The Atrocity Archives

Charlie Stross, 2004

Nella prima metà di Agosto sono rimasto seduto su un gran numero di autobus, treni ed aerei. Avendo solo un libro con me, complici un paio di inattesi giorni di pioggia, ho finito per leggerne troppo. Per variare, ho cominciato in parallelo The Atrocity Archives, una raccolta che introduce la serie The Laundry Files di Charlie Stross (lo stesso di Accelerando).

Nel mondo della serie esistono dimensioni parallele piene di orrori vari, e la matematica (con un contorno di sacrifici umani) permette di aprire portali e far passare cose da un lato all'altro. I computer, ovviamente, aggravano il problema.
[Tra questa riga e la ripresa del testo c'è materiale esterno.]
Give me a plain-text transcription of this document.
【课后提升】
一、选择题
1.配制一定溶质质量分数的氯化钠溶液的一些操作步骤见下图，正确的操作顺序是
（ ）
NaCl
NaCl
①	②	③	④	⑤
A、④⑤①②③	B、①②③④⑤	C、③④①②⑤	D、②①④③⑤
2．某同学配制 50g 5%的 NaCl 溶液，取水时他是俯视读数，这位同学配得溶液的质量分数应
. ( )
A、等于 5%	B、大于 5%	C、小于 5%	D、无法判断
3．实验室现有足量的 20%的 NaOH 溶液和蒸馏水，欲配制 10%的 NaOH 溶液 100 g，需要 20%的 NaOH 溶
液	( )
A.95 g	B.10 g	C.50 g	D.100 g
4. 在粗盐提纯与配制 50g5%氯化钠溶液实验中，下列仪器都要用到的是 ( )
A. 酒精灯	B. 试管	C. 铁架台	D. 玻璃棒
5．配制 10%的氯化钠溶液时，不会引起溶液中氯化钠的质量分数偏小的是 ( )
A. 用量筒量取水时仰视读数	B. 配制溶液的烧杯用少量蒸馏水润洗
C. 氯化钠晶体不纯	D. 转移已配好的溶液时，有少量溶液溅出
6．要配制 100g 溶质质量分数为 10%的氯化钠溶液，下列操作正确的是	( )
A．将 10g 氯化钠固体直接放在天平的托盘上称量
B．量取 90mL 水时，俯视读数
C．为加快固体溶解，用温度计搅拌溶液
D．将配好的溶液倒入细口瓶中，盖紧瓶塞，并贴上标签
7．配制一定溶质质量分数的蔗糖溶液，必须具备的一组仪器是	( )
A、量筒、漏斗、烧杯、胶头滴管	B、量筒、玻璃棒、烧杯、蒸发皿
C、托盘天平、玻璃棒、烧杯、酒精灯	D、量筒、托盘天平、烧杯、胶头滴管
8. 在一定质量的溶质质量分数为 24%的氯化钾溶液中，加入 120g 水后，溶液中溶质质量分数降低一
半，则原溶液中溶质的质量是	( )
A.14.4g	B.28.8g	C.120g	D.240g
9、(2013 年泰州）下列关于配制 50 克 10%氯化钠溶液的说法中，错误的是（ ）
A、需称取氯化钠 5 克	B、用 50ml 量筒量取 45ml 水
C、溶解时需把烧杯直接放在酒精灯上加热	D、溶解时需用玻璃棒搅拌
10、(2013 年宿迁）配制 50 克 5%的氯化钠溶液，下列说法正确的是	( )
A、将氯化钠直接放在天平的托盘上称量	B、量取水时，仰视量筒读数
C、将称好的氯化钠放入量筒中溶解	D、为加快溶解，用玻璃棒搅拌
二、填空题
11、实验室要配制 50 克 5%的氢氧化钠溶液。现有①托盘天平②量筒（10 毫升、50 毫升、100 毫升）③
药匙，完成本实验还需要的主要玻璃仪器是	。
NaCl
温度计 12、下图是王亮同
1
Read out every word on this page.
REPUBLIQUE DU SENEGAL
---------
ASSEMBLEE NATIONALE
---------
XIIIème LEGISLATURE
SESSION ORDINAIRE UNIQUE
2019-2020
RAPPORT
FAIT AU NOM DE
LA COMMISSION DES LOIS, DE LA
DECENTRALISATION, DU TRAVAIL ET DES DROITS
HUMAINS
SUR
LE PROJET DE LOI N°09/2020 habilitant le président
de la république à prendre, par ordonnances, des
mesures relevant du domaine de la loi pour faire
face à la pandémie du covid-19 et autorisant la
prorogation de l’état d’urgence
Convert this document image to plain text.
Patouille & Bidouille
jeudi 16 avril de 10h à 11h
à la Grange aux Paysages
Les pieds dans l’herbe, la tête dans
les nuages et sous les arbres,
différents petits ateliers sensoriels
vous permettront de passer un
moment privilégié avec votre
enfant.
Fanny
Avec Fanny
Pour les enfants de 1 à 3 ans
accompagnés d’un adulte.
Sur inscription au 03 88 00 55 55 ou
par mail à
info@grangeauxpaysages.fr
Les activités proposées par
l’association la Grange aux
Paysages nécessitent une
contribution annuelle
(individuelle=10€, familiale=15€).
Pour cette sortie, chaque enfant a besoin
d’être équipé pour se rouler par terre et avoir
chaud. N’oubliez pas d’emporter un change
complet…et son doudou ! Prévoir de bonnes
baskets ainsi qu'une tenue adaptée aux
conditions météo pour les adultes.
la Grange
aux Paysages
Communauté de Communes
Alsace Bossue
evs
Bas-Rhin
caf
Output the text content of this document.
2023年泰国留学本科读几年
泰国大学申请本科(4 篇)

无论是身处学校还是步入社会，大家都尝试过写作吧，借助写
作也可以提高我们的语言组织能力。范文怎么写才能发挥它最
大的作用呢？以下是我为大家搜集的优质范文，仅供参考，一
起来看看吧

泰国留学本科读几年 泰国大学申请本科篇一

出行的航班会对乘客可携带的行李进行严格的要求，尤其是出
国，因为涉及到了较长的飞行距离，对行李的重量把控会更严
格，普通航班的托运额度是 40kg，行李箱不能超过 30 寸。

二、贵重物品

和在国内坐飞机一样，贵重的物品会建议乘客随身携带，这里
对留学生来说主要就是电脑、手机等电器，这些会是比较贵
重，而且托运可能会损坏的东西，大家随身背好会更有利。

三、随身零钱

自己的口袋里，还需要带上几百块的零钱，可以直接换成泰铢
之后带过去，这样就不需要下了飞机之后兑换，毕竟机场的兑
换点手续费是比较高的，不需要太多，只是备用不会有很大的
La "Laundry" è un'agenzia segreta che cerca di tenere sotto controllo il problema, con un misto di nerderie e spionaggio occulto. Ma è pur sempre un agenzia britannica, un agglomerato di burocrazia e regolamenti.

Il libro contiene un paio di storie, entrambe simpatiche. Ho apprezzato il misto spionaggio-orrore, ma l'umorismo "da ufficio" non è il mio preferito, e il continuo citare nomi connessi alla matematica o all'informatica sarà anche flavour, ma dopo un po' mi stanca.

Ho apprezzato anche la postfazione, quasi un breve saggio in cui l'autore racconta come l'idea abbia avuto origine, ed a quale letteratura si ispiri. Un punto interessante che fa notare: molti libri di spionaggio sono storie dell'orrore, dove la guerra nucleare è una mostruosità sempre vicina e indescrivibile, mentre certi racconti di Lovecraft sono principalmente spionaggio, in cui un “uomo comune” rincorre una verità tenuta segreta da complesse organizzazioni.

Libro approvato, ma credo di essere un po' allergico a libri che uniscono fiction e informatica.

The Confusion

Neal Stephenson, 2004

Ho iniziato a pregustare questo libro giorni prima di iniziare a leggerlo. Con un lungo viaggio in arrivo, l'ho messo sul tavolo in sala, pronto ad agguantarlo la mattina della partenza. E comodamente seduto sul primo treno di una lunga tratta, sono tornato nel 17° secolo.

The Confusion è il secondo volume del “Baroque Cycle” di Stephenson. È composto da due libri, due storie contemporanee, separate ma parallele, con effetti l'una sull'altra—chissà come sarebbe leggerli separatamente! Sezioni dei due si alternano nel volume, sincronizzando eventi che avvengono a capi opposti del mondo. A volte sono capitoli lunghi centinaia di pagine, a volte brevi come una singola missiva fra due personaggi, a seconda che un periodo sia denso di avvenimenti, oppure monotono come la navigazione d'altomare.

Era passato più di un anno da quando avevo completato la complicata lettura di Quicksilver, la prima parte del Cycle. Magari non ricordavo tutti gli intrecci delle varie storie, ma sapevo esattamente dove avevo lasciato i personaggi principali. Non c'è voluto molto per riagguantare anche la moltitudine di quelli secondari. Alcuni attraversano ancora l'Europa in ogni direzione, ma altri raggiungono coste assai più lontane.

Perché se il primo libro si incentrava sulla nascita della scienza moderna, il secondo sposta la lente sull'economia. E l'economia di fine 1600 si basa su vaste reti commerciali verso est, e sull'oro e l'argento delle Americhe. Il campo si espande all'improvviso, circumnaviga un pianeta le cui mappe sono ancora imprecise.

E così i personaggi si perdono un po', poi si ritrovano. Nel frattempo, accumulano 800 pagine di avventure. Tante, eppure poche: è un libro che finisce velocemente. Il terzo volume è già sullo scaffale, ma lo lascerò chiuso ancora per qualche mese. Sarà ottimo, lo so già, ma sarà anche l'ultimo.